〈終活〉という言葉の響きやオバケのヴィジュアル・イメージから、取っつきにくい印象を抱くかもしれない。ただ、実際に彼らの楽曲を聴いてみると、ダークな旨みを持ち合わせつつも、ものすごくキャッチーでダンサブルなロックが鳴っている。歌詞も耳に残って離れない魅力が満載で、最初の思い込みがガラッと覆されるはずだ。

 「〈死にたいんか?〉とかよく訊かれるんですけど、むしろポジティヴな想いを込めたワードで、〈人生を最高に終わらせたい〉ってことなんです。というのも、それまで僕は音楽を真剣にやれてこなかった。地元・新潟のライヴハウスに趣味の範疇で出る程度だったんですね。このままじゃ、きっとめちゃくちゃ後悔する。そう気付いて始めたのがこのバンド。名前の候補に〈終活〉と〈日本語大好きクラブ〉があったから、くっつけていまの感じになりました」(少年あああああ:以下同)。

 少年あああああが中心となり、ギターの石栗以外は音楽経験を問わず、10数年来の友人を集めて結成された。ベースのイシダヒロキとキーボードの羽茂さんは、初心者からのスタートだったそう。「〈いつか一緒にバンドをやってみようぜ〉と昔から言っていたのに、いま誘わなかったら絶対に後悔するので」という理由も彼らしい。

 「初期はMCもしない無愛想なライヴをやってたんですけど、演奏が上手いわけでもないし、これじゃダメだよねって。本来の性格に合ったアプローチを探るうちに、自然体で喋るような、羽茂さんがマスコットみたいに踊るようなパフォーマンスになり、明るい曲も暗い曲も得意とする〈楽しくて変〉なバンドになった。そのギャップ、二面性が持ち味かな」。

 「ずっと聴いてくれてるファンがメジャー進出ということで感じているかもしれない不安を掻き消したかった」という、今回のメジャー・デビューEP『終活新布教盤』では、ブレない終活クラブらしさを清々しく打ち出している。
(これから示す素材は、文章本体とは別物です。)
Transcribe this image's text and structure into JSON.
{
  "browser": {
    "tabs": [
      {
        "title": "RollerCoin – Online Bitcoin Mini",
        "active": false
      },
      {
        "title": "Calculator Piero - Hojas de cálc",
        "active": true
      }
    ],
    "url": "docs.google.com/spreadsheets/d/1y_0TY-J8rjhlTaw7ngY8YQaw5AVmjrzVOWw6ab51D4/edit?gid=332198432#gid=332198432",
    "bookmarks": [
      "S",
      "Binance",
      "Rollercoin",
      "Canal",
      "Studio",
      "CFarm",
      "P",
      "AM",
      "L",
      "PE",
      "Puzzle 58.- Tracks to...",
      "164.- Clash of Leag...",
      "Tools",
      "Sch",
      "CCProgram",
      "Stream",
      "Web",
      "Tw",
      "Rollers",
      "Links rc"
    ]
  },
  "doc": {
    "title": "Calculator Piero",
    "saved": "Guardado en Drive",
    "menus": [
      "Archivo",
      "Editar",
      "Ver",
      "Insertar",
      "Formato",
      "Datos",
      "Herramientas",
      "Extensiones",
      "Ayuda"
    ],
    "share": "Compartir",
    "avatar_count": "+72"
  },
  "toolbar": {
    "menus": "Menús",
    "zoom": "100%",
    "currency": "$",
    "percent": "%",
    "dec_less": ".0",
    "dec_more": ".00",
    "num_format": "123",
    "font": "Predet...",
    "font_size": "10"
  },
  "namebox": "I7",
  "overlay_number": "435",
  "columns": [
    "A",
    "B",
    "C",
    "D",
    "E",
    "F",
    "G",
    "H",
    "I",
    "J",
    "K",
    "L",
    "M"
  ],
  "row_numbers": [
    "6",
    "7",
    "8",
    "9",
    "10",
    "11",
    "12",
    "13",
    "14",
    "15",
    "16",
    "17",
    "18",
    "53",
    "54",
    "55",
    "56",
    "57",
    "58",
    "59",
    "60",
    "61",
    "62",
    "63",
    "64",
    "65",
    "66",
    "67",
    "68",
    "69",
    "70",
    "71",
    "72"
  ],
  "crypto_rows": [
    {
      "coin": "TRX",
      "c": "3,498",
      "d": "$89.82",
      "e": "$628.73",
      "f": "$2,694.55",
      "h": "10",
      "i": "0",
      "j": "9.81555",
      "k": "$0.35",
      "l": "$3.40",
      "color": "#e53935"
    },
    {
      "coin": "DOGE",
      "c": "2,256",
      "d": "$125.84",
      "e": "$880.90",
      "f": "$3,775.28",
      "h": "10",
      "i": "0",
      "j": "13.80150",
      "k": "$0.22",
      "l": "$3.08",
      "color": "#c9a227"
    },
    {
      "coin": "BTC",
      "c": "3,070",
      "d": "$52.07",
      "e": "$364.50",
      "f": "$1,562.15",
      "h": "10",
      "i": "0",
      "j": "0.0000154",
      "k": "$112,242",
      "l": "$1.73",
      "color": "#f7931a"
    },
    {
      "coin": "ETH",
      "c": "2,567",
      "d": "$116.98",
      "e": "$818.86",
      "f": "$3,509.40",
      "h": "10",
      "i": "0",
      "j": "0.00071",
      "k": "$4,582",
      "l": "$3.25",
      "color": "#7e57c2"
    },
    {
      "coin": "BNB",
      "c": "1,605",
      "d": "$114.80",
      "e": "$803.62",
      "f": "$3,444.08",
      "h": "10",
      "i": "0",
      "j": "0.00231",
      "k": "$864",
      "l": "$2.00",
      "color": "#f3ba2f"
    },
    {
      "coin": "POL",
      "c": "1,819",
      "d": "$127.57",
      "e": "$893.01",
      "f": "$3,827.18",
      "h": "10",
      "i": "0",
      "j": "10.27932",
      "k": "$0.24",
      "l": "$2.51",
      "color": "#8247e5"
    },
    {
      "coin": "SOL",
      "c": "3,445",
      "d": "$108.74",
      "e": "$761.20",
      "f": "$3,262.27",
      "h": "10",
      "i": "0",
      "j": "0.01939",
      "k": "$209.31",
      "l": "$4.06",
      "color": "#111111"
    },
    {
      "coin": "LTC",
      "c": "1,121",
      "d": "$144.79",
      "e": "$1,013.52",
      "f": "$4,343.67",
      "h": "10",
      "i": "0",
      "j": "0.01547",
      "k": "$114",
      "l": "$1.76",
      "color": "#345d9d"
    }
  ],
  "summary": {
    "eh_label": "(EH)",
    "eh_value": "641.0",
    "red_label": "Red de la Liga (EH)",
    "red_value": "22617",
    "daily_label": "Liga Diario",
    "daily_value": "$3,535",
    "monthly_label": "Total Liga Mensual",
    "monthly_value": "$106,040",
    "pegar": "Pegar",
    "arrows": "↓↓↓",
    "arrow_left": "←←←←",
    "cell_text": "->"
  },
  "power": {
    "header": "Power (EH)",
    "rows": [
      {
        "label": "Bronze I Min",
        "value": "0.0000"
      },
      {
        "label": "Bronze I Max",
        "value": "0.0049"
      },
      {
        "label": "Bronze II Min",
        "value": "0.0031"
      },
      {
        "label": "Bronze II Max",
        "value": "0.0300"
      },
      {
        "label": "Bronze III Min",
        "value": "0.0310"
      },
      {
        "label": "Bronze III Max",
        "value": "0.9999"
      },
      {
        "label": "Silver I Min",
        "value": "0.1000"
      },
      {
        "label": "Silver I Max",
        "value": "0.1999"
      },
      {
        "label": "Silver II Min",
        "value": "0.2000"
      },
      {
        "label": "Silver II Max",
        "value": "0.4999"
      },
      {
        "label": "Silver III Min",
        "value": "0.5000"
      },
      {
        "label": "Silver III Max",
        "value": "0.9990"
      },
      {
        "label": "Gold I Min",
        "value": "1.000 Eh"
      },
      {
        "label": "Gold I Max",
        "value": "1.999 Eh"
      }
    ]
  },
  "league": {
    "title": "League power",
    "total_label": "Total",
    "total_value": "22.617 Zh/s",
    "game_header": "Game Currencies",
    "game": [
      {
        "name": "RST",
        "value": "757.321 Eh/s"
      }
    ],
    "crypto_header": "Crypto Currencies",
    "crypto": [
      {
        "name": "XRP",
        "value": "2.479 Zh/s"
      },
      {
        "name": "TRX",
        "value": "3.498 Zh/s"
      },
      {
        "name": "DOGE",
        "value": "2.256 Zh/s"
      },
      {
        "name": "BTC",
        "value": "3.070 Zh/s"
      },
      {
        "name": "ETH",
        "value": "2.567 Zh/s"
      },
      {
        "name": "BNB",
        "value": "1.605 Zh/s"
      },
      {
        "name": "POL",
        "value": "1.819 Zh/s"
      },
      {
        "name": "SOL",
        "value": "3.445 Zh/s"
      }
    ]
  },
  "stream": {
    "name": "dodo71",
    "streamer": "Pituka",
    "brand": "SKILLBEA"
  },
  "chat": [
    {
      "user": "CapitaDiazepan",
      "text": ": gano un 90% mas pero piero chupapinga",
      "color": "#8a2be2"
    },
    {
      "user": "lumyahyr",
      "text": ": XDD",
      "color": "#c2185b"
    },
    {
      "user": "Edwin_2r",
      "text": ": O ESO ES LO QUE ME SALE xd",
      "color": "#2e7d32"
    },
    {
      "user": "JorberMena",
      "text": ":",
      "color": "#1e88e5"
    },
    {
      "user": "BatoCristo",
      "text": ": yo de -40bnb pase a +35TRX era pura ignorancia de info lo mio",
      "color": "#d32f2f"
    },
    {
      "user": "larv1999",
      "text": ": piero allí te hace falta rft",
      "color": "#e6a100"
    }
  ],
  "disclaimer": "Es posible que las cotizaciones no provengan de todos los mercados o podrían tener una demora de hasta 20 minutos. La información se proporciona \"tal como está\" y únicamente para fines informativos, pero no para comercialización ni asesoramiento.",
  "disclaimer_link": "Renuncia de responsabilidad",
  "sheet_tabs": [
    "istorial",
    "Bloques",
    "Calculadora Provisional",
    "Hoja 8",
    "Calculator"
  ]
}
 「メジャー1曲目が“しょうもないなあ”かよ!ってツッコまれそうですけど、自分の愚かさを隠さずに書きたかったんです。そのうえで、〆に〈じゃ、始めますか〉といまの前向きな心境をちゃんと含めてたり。ギター・リフもインパクト抜群で、何かと僕ららしい曲ですね。普段考えてることが出ちゃうんですよ、棘のある言い回しとか(笑)。日常で使ったら怒られる表現も、歌詞にして曲に乗せたら共感してもらえるのが音楽の良さ。それはSNSでは得られない喜びです」。

終活クラブ 『終活新布教盤』 バップ(2024)

 “六畳にて”の〈2000年代のJ-Rockを脳内で再生して遊んでいるのさ〉という歌詞通り、その時代を象徴するバンドに、彼は多大な影響を受けたのだそう。

 「ELLEGARDEN、ASIAN KUNG-FU GENERATION、Base Ball Bear、藍坊主とかをよく聴いてました。語弊があるかもしれないですけど、当時はセンスが良ければOKな時代だった気がしていて。“六畳にて”でも使った4つ打ちオープン・ハイハット、符点8分ディレイといったサウンドがすごく流行りましたよね。この曲は以前にソロ名義で作ったんですが、インディー時のレーベル・オーナーで現在もマネージャーの小林さん(宏彰、新潟のライヴハウス・CLUB RIVERST/KIZUNA RECORDSを運営)に〈これはバンドでやりなよ〉と勧められて、終活クラブが始まった。僕らのきっかけになった曲なので、今回の盤に再録して入れたかったんです」。

 「コードを変えたラスサビの開ける感じが新鮮」と語るヒップホップ的な歌い回しで攻めた“詠唱”、「過去にあったのかなかったのかわからない、夢で見た美しい風景を描いた」というノスタルジックなミディアム曲“めぐる”と、一枚の中で幅広い表情を覗かせる終活クラブ。「とにかくバンドが、ライヴが楽しくて仕方ない!」と目を輝かせる少年あああああの姿はどこまでもピュアだ。素顔が気になる人は、ぜひリリース・ツアーへ!

 


終活クラブ
少年あああああ(ヴォーカル/ギター)、石栗(ギター)、イシダヒロキ(ベース)、羽茂さん(キーボード)、ファイヤー・バード(ドラムス)から成る5人組バンド。2020年に結成、新潟を拠点に活動している。2022年6月にファースト・アルバム『終活のススメ』をリリース。〈百万石音楽祭〉など全国のフェスやサーキット・イヴェントへの出演も増すなか、2024年1月にセカンド・アルバム『終活のてびき』を発表。このたびメジャー・ファーストEP『終活新布教盤』(バップ)をリリースしたばかり。